上野樹里「監察医 朝顔」は難解ドラマ 複雑に絡む要素とは
そう語るテレビコラムニストの亀井徳明氏は、「少なくとも3作品分くらいの要素がある」と、こう続ける。
「例えば『ドクターX~外科医・大門未知子~』のように〈職業+名前〉がタイトルになるドラマは、圧倒的なヒーローが各話の“事件”を解決していくというのが基本ですが、『監察医 朝顔』は違う。法医学者の娘とベテラン刑事の父の“バディー”による事件解明。その“父娘バディー”一家の日常。そして東日本大震災で行方不明になった母のこと。それぞれで別な作品ができそうな3つの要素を、ひとつの作品にまとめ上げるのは大変な作業です。どのパートも散漫になっては成立しない、難しいところにあえて挑戦しているわけで、そのぶん評価のハードルも高い」
初回では冒頭に朝顔の娘つぐみを中心にした温かい家族の姿を描いてほっこりさせたが、ラストには「この時の私はまだ気づいていなかった。私たち家族に残された時間がそう長くはないことを……」という朝顔のモノローグで、バッドエンドをにおわせた。

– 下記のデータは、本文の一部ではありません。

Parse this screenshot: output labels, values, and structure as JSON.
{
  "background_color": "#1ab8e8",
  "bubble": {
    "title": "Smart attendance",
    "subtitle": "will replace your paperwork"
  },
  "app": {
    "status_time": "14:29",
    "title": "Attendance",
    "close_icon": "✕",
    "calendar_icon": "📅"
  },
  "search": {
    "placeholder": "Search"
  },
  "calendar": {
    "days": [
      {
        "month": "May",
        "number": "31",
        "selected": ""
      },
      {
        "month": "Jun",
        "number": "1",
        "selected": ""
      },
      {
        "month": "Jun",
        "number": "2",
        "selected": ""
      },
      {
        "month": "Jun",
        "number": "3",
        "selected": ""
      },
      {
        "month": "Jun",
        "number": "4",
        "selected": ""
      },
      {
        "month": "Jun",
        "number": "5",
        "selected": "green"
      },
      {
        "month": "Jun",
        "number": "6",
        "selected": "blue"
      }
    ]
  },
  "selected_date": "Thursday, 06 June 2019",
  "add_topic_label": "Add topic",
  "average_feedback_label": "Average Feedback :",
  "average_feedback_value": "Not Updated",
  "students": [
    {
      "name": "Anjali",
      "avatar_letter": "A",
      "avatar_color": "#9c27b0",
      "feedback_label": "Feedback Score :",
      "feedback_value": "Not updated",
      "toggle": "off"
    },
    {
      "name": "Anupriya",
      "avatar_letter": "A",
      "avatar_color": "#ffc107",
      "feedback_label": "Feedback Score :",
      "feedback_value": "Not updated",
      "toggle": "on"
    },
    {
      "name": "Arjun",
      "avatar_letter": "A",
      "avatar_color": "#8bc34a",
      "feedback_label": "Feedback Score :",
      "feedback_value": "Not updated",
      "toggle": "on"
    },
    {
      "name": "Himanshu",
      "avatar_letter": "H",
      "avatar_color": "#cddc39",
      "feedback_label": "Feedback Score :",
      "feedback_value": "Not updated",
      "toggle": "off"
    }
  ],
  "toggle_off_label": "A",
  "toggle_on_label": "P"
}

「クライマックスは“2011年3月11日”から満10年となる来年春。初回ラストのこのモノローグが、後の展開に常につきまとってくると思います」(亀井徳明氏)
そのテーマの重さに、視聴者が半年間ついて来られるかどうか。カギは、ネット上で〈天使みたい〉と言われている“つぐみちゃん”が握っているかもしれない。